Editor's note: Former world No.1 and seven-time Grand Slam champion Mats Wilander is writing exclusively for Yahoo! Sports throughout the U.S. Open. The 1988 U.S. Open champ breaks down who's hot and who's not, offering his thoughts courtesy of Lacoste.
It is great to see the smile back on the face of Novak Djokovic but there are still a lot of questions he has to answer if he is going to be grinning at the end of this weekend.
Djokovic's victory over Fernando Verdasco on Wednesday put him into the semifinals of the U.S. Open for the third straight year, yet rarely has there been less confidence in the Serb's ability to progress further.
Serious doubts remain about the world No. 3 in terms of his mentality and, just as important, his fitness.
He does look stronger than he was a year ago, but we must remember that this is a player who has withdrawn three times from matches in his Grand Slam career.
As a player who never retired from a match in my life I find it pretty hard to understand how someone can get into that position in such big tournaments.
For the last couple of years Djokovic has looked unhappy.
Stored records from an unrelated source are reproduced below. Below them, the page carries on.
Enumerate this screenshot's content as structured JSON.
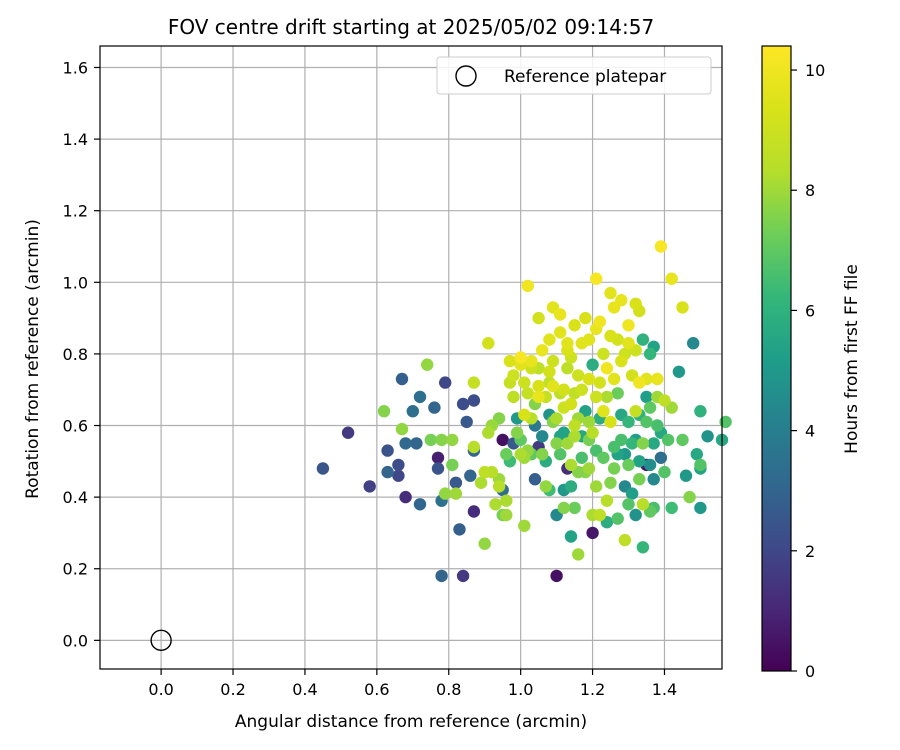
{
  "chart_data": {
    "type": "scatter",
    "title": "FOV centre drift starting at 2025/05/02 09:14:57",
    "xlabel": "Angular distance from reference (arcmin)",
    "ylabel": "Rotation from reference (arcmin)",
    "xlim": [
      -0.17,
      1.56
    ],
    "ylim": [
      -0.08,
      1.66
    ],
    "xticks": [
      0.0,
      0.2,
      0.4,
      0.6,
      0.8,
      1.0,
      1.2,
      1.4
    ],
    "xtick_labels": [
      "0.0",
      "0.2",
      "0.4",
      "0.6",
      "0.8",
      "1.0",
      "1.2",
      "1.4"
    ],
    "yticks": [
      0.0,
      0.2,
      0.4,
      0.6,
      0.8,
      1.0,
      1.2,
      1.4,
      1.6
    ],
    "ytick_labels": [
      "0.0",
      "0.2",
      "0.4",
      "0.6",
      "0.8",
      "1.0",
      "1.2",
      "1.4",
      "1.6"
    ],
    "grid": true,
    "legend": {
      "position": "top-right",
      "entries": [
        "Reference platepar"
      ]
    },
    "reference_point": {
      "name": "Reference platepar",
      "x": 0.0,
      "y": 0.0
    },
    "colorbar": {
      "label": "Hours from first FF file",
      "colormap": "viridis",
      "range": [
        0,
        10.4
      ],
      "ticks": [
        0,
        2,
        4,
        6,
        8,
        10
      ],
      "tick_labels": [
        "0",
        "2",
        "4",
        "6",
        "8",
        "10"
      ]
    },
    "points": [
      [
        0.45,
        0.48,
        2.5
      ],
      [
        0.52,
        0.58,
        1.6
      ],
      [
        0.58,
        0.43,
        1.8
      ],
      [
        0.62,
        0.64,
        7.6
      ],
      [
        0.63,
        0.53,
        2.4
      ],
      [
        0.63,
        0.47,
        3.0
      ],
      [
        0.66,
        0.49,
        2.2
      ],
      [
        0.66,
        0.46,
        2.0
      ],
      [
        0.67,
        0.73,
        2.8
      ],
      [
        0.67,
        0.59,
        7.8
      ],
      [
        0.68,
        0.4,
        1.2
      ],
      [
        0.68,
        0.55,
        3.2
      ],
      [
        0.7,
        0.64,
        3.4
      ],
      [
        0.71,
        0.55,
        3.0
      ],
      [
        0.72,
        0.68,
        3.4
      ],
      [
        0.72,
        0.38,
        3.1
      ],
      [
        0.74,
        0.77,
        7.8
      ],
      [
        0.75,
        0.56,
        7.4
      ],
      [
        0.76,
        0.65,
        3.0
      ],
      [
        0.77,
        0.51,
        0.8
      ],
      [
        0.77,
        0.48,
        2.4
      ],
      [
        0.78,
        0.39,
        3.5
      ],
      [
        0.78,
        0.56,
        7.6
      ],
      [
        0.78,
        0.18,
        3.0
      ],
      [
        0.79,
        0.72,
        2.0
      ],
      [
        0.79,
        0.41,
        7.8
      ],
      [
        0.81,
        0.49,
        7.4
      ],
      [
        0.81,
        0.56,
        7.8
      ],
      [
        0.82,
        0.44,
        2.6
      ],
      [
        0.82,
        0.41,
        8.0
      ],
      [
        0.83,
        0.31,
        2.8
      ],
      [
        0.84,
        0.18,
        1.6
      ],
      [
        0.84,
        0.66,
        2.2
      ],
      [
        0.85,
        0.61,
        2.6
      ],
      [
        0.86,
        0.46,
        3.0
      ],
      [
        0.87,
        0.36,
        1.2
      ],
      [
        0.87,
        0.53,
        3.0
      ],
      [
        0.87,
        0.67,
        2.2
      ],
      [
        0.87,
        0.54,
        8.4
      ],
      [
        0.87,
        0.72,
        8.8
      ],
      [
        0.89,
        0.44,
        8.2
      ],
      [
        0.9,
        0.27,
        7.8
      ],
      [
        0.9,
        0.47,
        8.6
      ],
      [
        0.91,
        0.58,
        8.2
      ],
      [
        0.91,
        0.83,
        9.2
      ],
      [
        0.92,
        0.47,
        8.4
      ],
      [
        0.92,
        0.6,
        7.9
      ],
      [
        0.93,
        0.38,
        8.2
      ],
      [
        0.94,
        0.45,
        8.0
      ],
      [
        0.94,
        0.43,
        8.4
      ],
      [
        0.94,
        0.62,
        7.6
      ],
      [
        0.95,
        0.56,
        0.4
      ],
      [
        0.95,
        0.42,
        3.4
      ],
      [
        0.95,
        0.35,
        7.4
      ],
      [
        0.96,
        0.52,
        7.2
      ],
      [
        0.96,
        0.39,
        8.2
      ],
      [
        0.96,
        0.35,
        8.0
      ],
      [
        0.97,
        0.72,
        8.8
      ],
      [
        0.97,
        0.78,
        9.4
      ],
      [
        0.97,
        0.5,
        6.4
      ],
      [
        0.98,
        0.55,
        2.6
      ],
      [
        0.98,
        0.68,
        8.6
      ],
      [
        0.98,
        0.74,
        9.0
      ],
      [
        0.99,
        0.58,
        7.6
      ],
      [
        0.99,
        0.62,
        5.0
      ],
      [
        1.0,
        0.77,
        9.6
      ],
      [
        1.0,
        0.79,
        10.2
      ],
      [
        1.0,
        0.52,
        8.2
      ],
      [
        1.0,
        0.56,
        7.0
      ],
      [
        1.01,
        0.32,
        8.0
      ],
      [
        1.01,
        0.51,
        8.0
      ],
      [
        1.01,
        0.63,
        9.4
      ],
      [
        1.01,
        0.72,
        9.0
      ],
      [
        1.02,
        0.99,
        10.0
      ],
      [
        1.02,
        0.69,
        8.8
      ],
      [
        1.02,
        0.53,
        7.8
      ],
      [
        1.03,
        0.78,
        9.8
      ],
      [
        1.03,
        0.62,
        8.4
      ],
      [
        1.03,
        0.76,
        9.0
      ],
      [
        1.03,
        0.52,
        7.0
      ],
      [
        1.04,
        0.6,
        3.8
      ],
      [
        1.04,
        0.66,
        7.6
      ],
      [
        1.04,
        0.45,
        2.8
      ],
      [
        1.05,
        0.9,
        9.2
      ],
      [
        1.05,
        0.76,
        8.6
      ],
      [
        1.05,
        0.71,
        9.4
      ],
      [
        1.05,
        0.54,
        1.6
      ],
      [
        1.05,
        0.68,
        9.8
      ],
      [
        1.06,
        0.57,
        4.4
      ],
      [
        1.06,
        0.81,
        9.8
      ],
      [
        1.06,
        0.52,
        7.6
      ],
      [
        1.07,
        0.68,
        8.8
      ],
      [
        1.07,
        0.5,
        5.8
      ],
      [
        1.07,
        0.43,
        7.8
      ],
      [
        1.08,
        0.75,
        9.2
      ],
      [
        1.08,
        0.84,
        9.6
      ],
      [
        1.08,
        0.63,
        4.8
      ],
      [
        1.08,
        0.72,
        8.6
      ],
      [
        1.08,
        0.42,
        6.4
      ],
      [
        1.09,
        0.93,
        9.6
      ],
      [
        1.09,
        0.78,
        9.0
      ],
      [
        1.09,
        0.71,
        9.6
      ],
      [
        1.09,
        0.61,
        7.6
      ],
      [
        1.1,
        0.55,
        7.6
      ],
      [
        1.1,
        0.62,
        8.2
      ],
      [
        1.1,
        0.35,
        4.4
      ],
      [
        1.1,
        0.18,
        0.4
      ],
      [
        1.11,
        0.86,
        9.6
      ],
      [
        1.11,
        0.91,
        9.8
      ],
      [
        1.11,
        0.69,
        8.6
      ],
      [
        1.11,
        0.57,
        5.4
      ],
      [
        1.11,
        0.52,
        6.8
      ],
      [
        1.12,
        0.58,
        5.4
      ],
      [
        1.12,
        0.42,
        5.0
      ],
      [
        1.12,
        0.37,
        7.6
      ],
      [
        1.12,
        0.65,
        9.0
      ],
      [
        1.12,
        0.7,
        9.2
      ],
      [
        1.13,
        0.76,
        8.6
      ],
      [
        1.13,
        0.81,
        9.4
      ],
      [
        1.13,
        0.48,
        1.2
      ],
      [
        1.13,
        0.83,
        9.6
      ],
      [
        1.13,
        0.55,
        8.0
      ],
      [
        1.14,
        0.79,
        9.0
      ],
      [
        1.14,
        0.66,
        9.2
      ],
      [
        1.14,
        0.49,
        8.2
      ],
      [
        1.14,
        0.43,
        5.8
      ],
      [
        1.14,
        0.29,
        5.4
      ],
      [
        1.15,
        0.69,
        8.6
      ],
      [
        1.15,
        0.57,
        8.2
      ],
      [
        1.15,
        0.6,
        8.6
      ],
      [
        1.15,
        0.37,
        7.2
      ],
      [
        1.15,
        0.88,
        9.4
      ],
      [
        1.16,
        0.74,
        9.0
      ],
      [
        1.16,
        0.47,
        7.6
      ],
      [
        1.16,
        0.24,
        8.0
      ],
      [
        1.16,
        0.62,
        8.0
      ],
      [
        1.17,
        0.83,
        9.6
      ],
      [
        1.17,
        0.7,
        9.0
      ],
      [
        1.17,
        0.57,
        5.6
      ],
      [
        1.17,
        0.51,
        6.6
      ],
      [
        1.18,
        0.64,
        5.4
      ],
      [
        1.18,
        0.9,
        9.4
      ],
      [
        1.18,
        0.47,
        7.6
      ],
      [
        1.19,
        0.73,
        9.4
      ],
      [
        1.19,
        0.56,
        7.4
      ],
      [
        1.19,
        0.48,
        8.0
      ],
      [
        1.19,
        0.84,
        9.6
      ],
      [
        1.19,
        0.61,
        8.0
      ],
      [
        1.2,
        0.3,
        0.6
      ],
      [
        1.2,
        0.35,
        8.2
      ],
      [
        1.2,
        0.77,
        5.8
      ],
      [
        1.2,
        0.58,
        8.4
      ],
      [
        1.21,
        1.01,
        10.2
      ],
      [
        1.21,
        0.68,
        9.0
      ],
      [
        1.21,
        0.87,
        9.8
      ],
      [
        1.21,
        0.43,
        8.0
      ],
      [
        1.21,
        0.53,
        6.6
      ],
      [
        1.22,
        0.89,
        10.0
      ],
      [
        1.22,
        0.62,
        5.8
      ],
      [
        1.22,
        0.72,
        9.2
      ],
      [
        1.22,
        0.35,
        8.6
      ],
      [
        1.23,
        0.64,
        9.6
      ],
      [
        1.23,
        0.8,
        9.0
      ],
      [
        1.23,
        0.51,
        7.0
      ],
      [
        1.24,
        0.68,
        8.2
      ],
      [
        1.24,
        0.39,
        8.4
      ],
      [
        1.24,
        0.33,
        5.8
      ],
      [
        1.24,
        0.76,
        10.0
      ],
      [
        1.25,
        0.97,
        9.6
      ],
      [
        1.25,
        0.85,
        9.4
      ],
      [
        1.25,
        0.61,
        9.4
      ],
      [
        1.25,
        0.44,
        7.6
      ],
      [
        1.26,
        0.54,
        6.6
      ],
      [
        1.26,
        0.73,
        9.6
      ],
      [
        1.26,
        0.93,
        9.8
      ],
      [
        1.26,
        0.48,
        7.4
      ],
      [
        1.27,
        0.52,
        5.4
      ],
      [
        1.27,
        0.84,
        9.2
      ],
      [
        1.27,
        0.69,
        7.2
      ],
      [
        1.27,
        0.34,
        6.8
      ],
      [
        1.28,
        0.95,
        9.8
      ],
      [
        1.28,
        0.63,
        5.6
      ],
      [
        1.28,
        0.78,
        9.4
      ],
      [
        1.28,
        0.56,
        6.6
      ],
      [
        1.29,
        0.8,
        9.0
      ],
      [
        1.29,
        0.52,
        5.0
      ],
      [
        1.29,
        0.43,
        4.4
      ],
      [
        1.29,
        0.28,
        8.6
      ],
      [
        1.3,
        0.88,
        10.0
      ],
      [
        1.3,
        0.83,
        9.6
      ],
      [
        1.3,
        0.49,
        7.2
      ],
      [
        1.3,
        0.38,
        6.8
      ],
      [
        1.3,
        0.61,
        6.2
      ],
      [
        1.31,
        0.55,
        6.2
      ],
      [
        1.31,
        0.41,
        5.2
      ],
      [
        1.31,
        0.74,
        9.2
      ],
      [
        1.32,
        0.94,
        9.4
      ],
      [
        1.32,
        0.64,
        8.8
      ],
      [
        1.32,
        0.56,
        5.2
      ],
      [
        1.32,
        0.35,
        4.8
      ],
      [
        1.32,
        0.81,
        9.0
      ],
      [
        1.33,
        0.92,
        9.2
      ],
      [
        1.33,
        0.45,
        7.4
      ],
      [
        1.33,
        0.5,
        5.4
      ],
      [
        1.33,
        0.72,
        10.0
      ],
      [
        1.33,
        0.63,
        6.0
      ],
      [
        1.34,
        0.84,
        6.0
      ],
      [
        1.34,
        0.55,
        7.6
      ],
      [
        1.34,
        0.26,
        6.2
      ],
      [
        1.34,
        0.38,
        8.4
      ],
      [
        1.35,
        0.61,
        6.8
      ],
      [
        1.35,
        0.49,
        0.6
      ],
      [
        1.35,
        0.73,
        9.6
      ],
      [
        1.35,
        0.68,
        5.2
      ],
      [
        1.36,
        0.65,
        7.0
      ],
      [
        1.36,
        0.8,
        6.2
      ],
      [
        1.36,
        0.49,
        4.6
      ],
      [
        1.36,
        0.36,
        7.0
      ],
      [
        1.37,
        0.82,
        5.4
      ],
      [
        1.37,
        0.55,
        5.6
      ],
      [
        1.37,
        0.45,
        4.4
      ],
      [
        1.37,
        0.37,
        6.6
      ],
      [
        1.38,
        0.6,
        6.6
      ],
      [
        1.38,
        0.73,
        9.8
      ],
      [
        1.38,
        0.68,
        8.0
      ],
      [
        1.39,
        1.1,
        10.2
      ],
      [
        1.39,
        0.51,
        3.4
      ],
      [
        1.39,
        0.58,
        5.6
      ],
      [
        1.4,
        0.67,
        8.6
      ],
      [
        1.4,
        0.47,
        6.8
      ],
      [
        1.41,
        0.56,
        6.8
      ],
      [
        1.42,
        0.65,
        8.0
      ],
      [
        1.42,
        1.01,
        9.8
      ],
      [
        1.42,
        0.37,
        6.4
      ],
      [
        1.44,
        0.75,
        5.0
      ],
      [
        1.45,
        0.56,
        7.0
      ],
      [
        1.45,
        0.93,
        9.4
      ],
      [
        1.46,
        0.46,
        5.0
      ],
      [
        1.47,
        0.4,
        7.6
      ],
      [
        1.48,
        0.83,
        4.4
      ],
      [
        1.49,
        0.52,
        5.6
      ],
      [
        1.5,
        0.49,
        6.8
      ],
      [
        1.5,
        0.64,
        6.0
      ],
      [
        1.5,
        0.37,
        5.0
      ],
      [
        1.5,
        0.48,
        5.4
      ],
      [
        1.52,
        0.57,
        4.8
      ],
      [
        1.56,
        0.56,
        5.6
      ],
      [
        1.57,
        0.61,
        6.8
      ]
    ]
  }
}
He stopped doing his impressions of other players and he got on the wrong side of the U.S. Open by being involved in a dispute with Andy Roddick last year.
He has beaten Federer at this stage of a major before, on his way to winning the Australian Open in 2008.
The problem is that Federer looks so strong just now and it is difficult to see any player other than Rafael Nadal challenging him over five sets.
Djokovic has a big-time game but will need to produce the match of his life if he is to go any further.